Liban-Iran : Hezbollah passe-t-il à la guerre ouverte pour venger Khamenei? Le scénario le moins probable mais pas impossible

Liban-Iran : Hezbollah passe-t-il à la guerre ouverte pour venger Khamenei? Le scénario le moins probable mais pas impossible

La mort d’Ali Khamenei a déclenché une onde de choc à travers le « croissant chiite » et au-delà, et le Hezbollah, principal proxy libanais de l’Iran, a immédiatement réagi par des déclarations spectaculaires, promettant de « poursuivre le combat contre la tyrannie américaine et le crime sioniste ». Pourtant, malgré cette rhétorique guerrière, aucune action militaire directe n’a été observée ces dernières 24 à 36 heures : ni roquette, ni missile, ni drone n’a été signalé depuis le sud du Liban vers Israël, le parti se concentrant pour l’instant sur les commémorations et rassemblements à Dahiyé.
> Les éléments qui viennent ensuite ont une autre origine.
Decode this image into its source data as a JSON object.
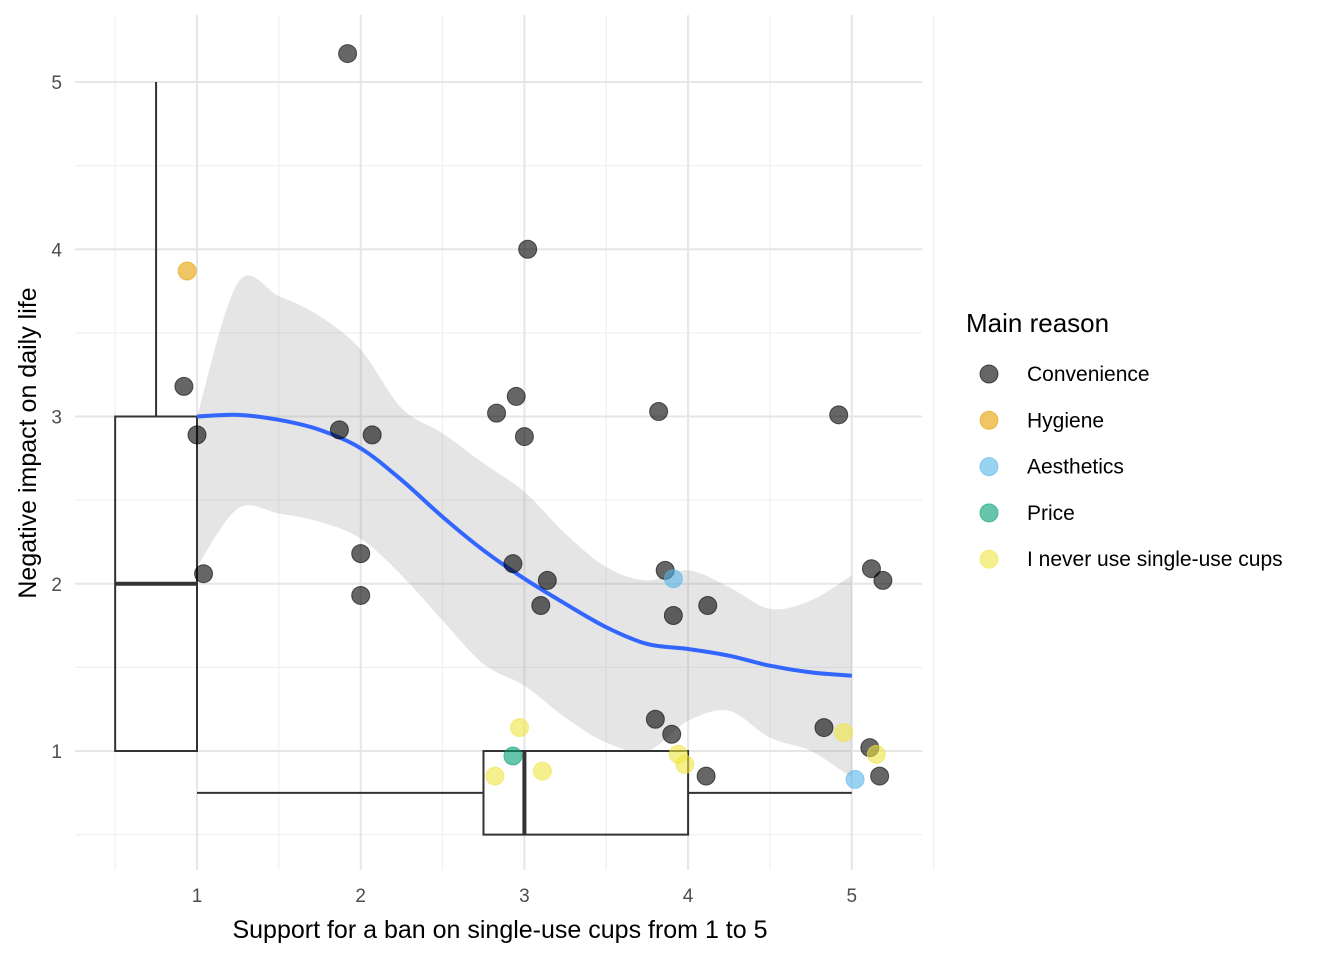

Cette posture traduit une stratégie prudente consistant à afficher sa fermeté tout en préservant ses forces restantes.

Les capacités du Hezbollah, lourdement affectées par les guerres de 2024–2025, expliquent en partie cette retenue. L’élimination d’éléments clés de commandement, la destruction massive de son arsenal de précision et les pertes humaines ont considérablement réduit sa marge de manœuvre, rendant une offensive directe comparable à celles de 2006 ou d’octobre 2023 presque impossible sans s’exposer à une riposte israélienne rapide et destructrice. À cela s’ajoute la pression internationale et locale : Washington et Tel-Aviv ont clairement fait savoir à Beyrouth que toute implication du Hezbollah déclencherait des frappes sur ses infrastructures et sur la population civile, et le Premier ministre libanais a publiquement rejeté toute « aventure militaire » pouvant entraîner le pays dans un conflit.
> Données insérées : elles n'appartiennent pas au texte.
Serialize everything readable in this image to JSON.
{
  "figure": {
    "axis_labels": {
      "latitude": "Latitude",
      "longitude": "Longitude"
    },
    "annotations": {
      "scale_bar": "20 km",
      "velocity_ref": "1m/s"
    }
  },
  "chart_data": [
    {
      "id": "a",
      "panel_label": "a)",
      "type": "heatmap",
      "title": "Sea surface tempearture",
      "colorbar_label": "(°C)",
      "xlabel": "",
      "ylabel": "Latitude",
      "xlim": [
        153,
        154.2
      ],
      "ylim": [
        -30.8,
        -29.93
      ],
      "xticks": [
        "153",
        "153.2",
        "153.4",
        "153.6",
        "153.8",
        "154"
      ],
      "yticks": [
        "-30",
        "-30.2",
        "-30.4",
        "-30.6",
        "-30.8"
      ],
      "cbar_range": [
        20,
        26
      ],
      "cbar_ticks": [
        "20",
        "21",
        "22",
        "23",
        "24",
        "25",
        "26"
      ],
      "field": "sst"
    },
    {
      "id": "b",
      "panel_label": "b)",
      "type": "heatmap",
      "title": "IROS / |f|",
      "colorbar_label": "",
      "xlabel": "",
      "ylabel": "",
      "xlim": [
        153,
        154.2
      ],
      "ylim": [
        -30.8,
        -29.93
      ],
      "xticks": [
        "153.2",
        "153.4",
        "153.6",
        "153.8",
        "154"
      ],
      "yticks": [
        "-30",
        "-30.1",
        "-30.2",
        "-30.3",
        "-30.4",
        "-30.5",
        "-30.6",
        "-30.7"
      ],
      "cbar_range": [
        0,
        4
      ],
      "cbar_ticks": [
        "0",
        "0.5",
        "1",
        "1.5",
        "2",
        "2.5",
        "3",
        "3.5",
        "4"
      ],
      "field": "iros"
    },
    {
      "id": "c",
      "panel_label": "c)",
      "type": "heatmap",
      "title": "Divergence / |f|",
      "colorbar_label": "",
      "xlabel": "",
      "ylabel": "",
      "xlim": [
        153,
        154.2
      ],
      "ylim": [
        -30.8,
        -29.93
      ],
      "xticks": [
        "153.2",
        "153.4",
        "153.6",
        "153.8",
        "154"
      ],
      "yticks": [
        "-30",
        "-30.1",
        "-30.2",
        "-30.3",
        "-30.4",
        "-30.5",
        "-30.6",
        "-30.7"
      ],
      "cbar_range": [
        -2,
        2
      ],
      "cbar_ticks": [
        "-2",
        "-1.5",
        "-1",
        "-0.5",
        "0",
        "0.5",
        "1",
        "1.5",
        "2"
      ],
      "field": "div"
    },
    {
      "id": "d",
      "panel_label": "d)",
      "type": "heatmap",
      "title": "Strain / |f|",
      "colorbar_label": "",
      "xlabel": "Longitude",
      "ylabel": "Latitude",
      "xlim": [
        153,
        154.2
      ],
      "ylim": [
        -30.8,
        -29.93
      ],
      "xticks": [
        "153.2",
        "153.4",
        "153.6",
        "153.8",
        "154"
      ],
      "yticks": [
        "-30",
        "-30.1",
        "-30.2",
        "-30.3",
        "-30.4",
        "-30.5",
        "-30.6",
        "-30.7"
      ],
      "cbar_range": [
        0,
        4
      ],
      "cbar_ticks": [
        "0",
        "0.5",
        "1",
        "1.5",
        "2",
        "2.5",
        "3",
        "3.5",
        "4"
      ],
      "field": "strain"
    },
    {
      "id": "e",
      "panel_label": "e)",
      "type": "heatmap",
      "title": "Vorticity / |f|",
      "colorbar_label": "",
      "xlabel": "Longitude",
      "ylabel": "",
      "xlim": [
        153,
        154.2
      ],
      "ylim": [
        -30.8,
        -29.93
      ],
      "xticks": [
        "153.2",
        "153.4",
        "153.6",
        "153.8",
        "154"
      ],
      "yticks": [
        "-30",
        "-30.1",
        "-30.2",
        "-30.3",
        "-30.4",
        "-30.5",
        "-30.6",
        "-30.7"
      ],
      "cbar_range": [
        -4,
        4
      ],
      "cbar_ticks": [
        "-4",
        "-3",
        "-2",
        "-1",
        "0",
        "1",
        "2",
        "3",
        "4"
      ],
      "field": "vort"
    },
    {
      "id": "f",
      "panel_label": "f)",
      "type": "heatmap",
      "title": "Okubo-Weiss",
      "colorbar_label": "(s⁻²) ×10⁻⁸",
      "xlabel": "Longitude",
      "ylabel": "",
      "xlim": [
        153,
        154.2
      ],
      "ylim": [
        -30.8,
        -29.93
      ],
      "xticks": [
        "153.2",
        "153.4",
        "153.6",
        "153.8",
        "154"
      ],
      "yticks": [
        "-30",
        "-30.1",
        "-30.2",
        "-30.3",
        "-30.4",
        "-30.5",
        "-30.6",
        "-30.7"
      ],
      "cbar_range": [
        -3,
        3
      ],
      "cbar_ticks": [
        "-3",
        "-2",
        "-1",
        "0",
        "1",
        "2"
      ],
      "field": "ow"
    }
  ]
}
Pendant ce temps, l’Iran, désormais dirigé par un commandement intérimaire au sein de l’IRGC, concentre ses efforts sur des frappes directes contre Israël et les bases américaines dans le Golfe, sans donner pour l’instant d’ordre d’escalade massive au Hezbollah, alors que le flux de soutien logistique et financier est perturbé. Parallèlement, la population chiite au Liban, déjà épuisée par la crise économique et les années de conflit, ne pourrait supporter une guerre totale sans provoquer famine, exode et black-out, mettant en péril la base populaire du parti.

Malgré ce contexte, plusieurs scénarios pourraient forcer le Hezbollah à entrer en guerre ouverte : une opération préventive israélienne ciblant ses stocks ou commandements au nord, un ordre explicite de l’Iran lançant une escalade coordonnée sur plusieurs fronts, un incident frontalier incontrôlable ou une pression idéologique interne et externe trop forte qui rendrait l’inaction inacceptable aux yeux de sa base chiite.
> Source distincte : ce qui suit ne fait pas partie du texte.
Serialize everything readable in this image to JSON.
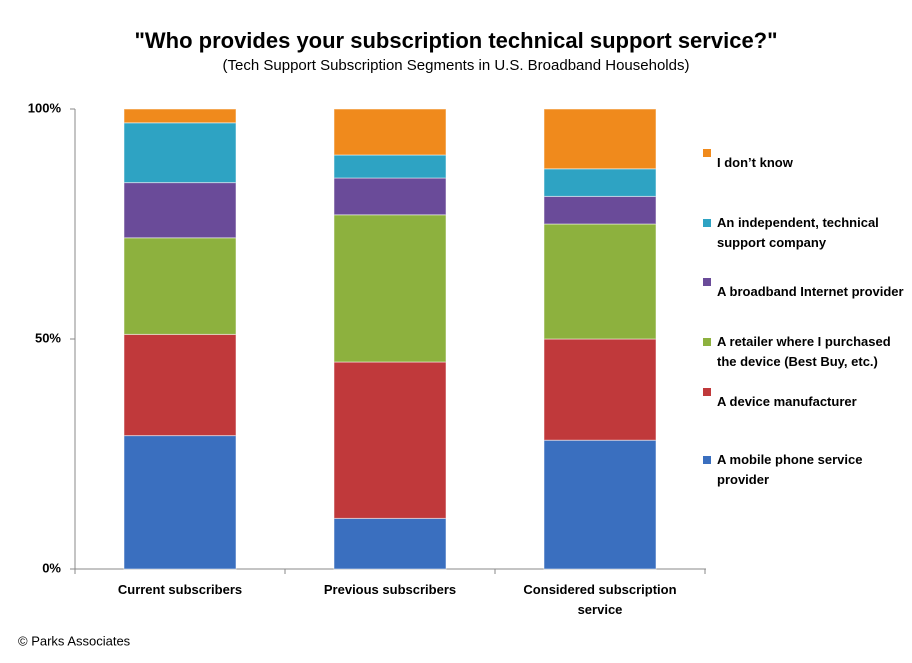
{
  "chart_data": {
    "type": "stacked_bar",
    "title": "\"Who provides your subscription technical support service?\"",
    "subtitle": "(Tech Support Subscription Segments in U.S. Broadband Households)",
    "categories": [
      "Current subscribers",
      "Previous subscribers",
      "Considered subscription service"
    ],
    "series": [
      {
        "name": "A mobile phone service provider",
        "color": "#3a6fbf",
        "values": [
          29,
          11,
          28
        ]
      },
      {
        "name": "A device manufacturer",
        "color": "#c0393b",
        "values": [
          22,
          34,
          22
        ]
      },
      {
        "name": "A retailer where I purchased the device (Best Buy, etc.)",
        "color": "#8db13e",
        "values": [
          21,
          32,
          25
        ]
      },
      {
        "name": "A broadband Internet provider",
        "color": "#6a4b99",
        "values": [
          12,
          8,
          6
        ]
      },
      {
        "name": "An independent, technical support company",
        "color": "#2ea3c3",
        "values": [
          13,
          5,
          6
        ]
      },
      {
        "name": "I don’t know",
        "color": "#f08a1c",
        "values": [
          3,
          10,
          13
        ]
      }
    ],
    "ylim": [
      0,
      100
    ],
    "yticks": [
      {
        "value": 0,
        "label": "0%"
      },
      {
        "value": 50,
        "label": "50%"
      },
      {
        "value": 100,
        "label": "100%"
      }
    ],
    "legend": "right",
    "source": "© Parks Associates"
  }
}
Ainsi, à ce stade, le Hezbollah privilégie une posture symbolique et verbale, combinant fermeté et commémorations, afin de sauver la face tout en évitant un suicide militaire. La probabilité d’une guerre ouverte reste faible, estimée entre 5 et 10 %, mais le risque n’est pas nul. Les prochaines 48 à 72 heures, notamment les ripostes iraniennes et les funérailles de Khamenei, seront déterminantes pour savoir si le Liban basculera vers un conflit majeur ou si le Hezbollah restera sur le fil du rasoir.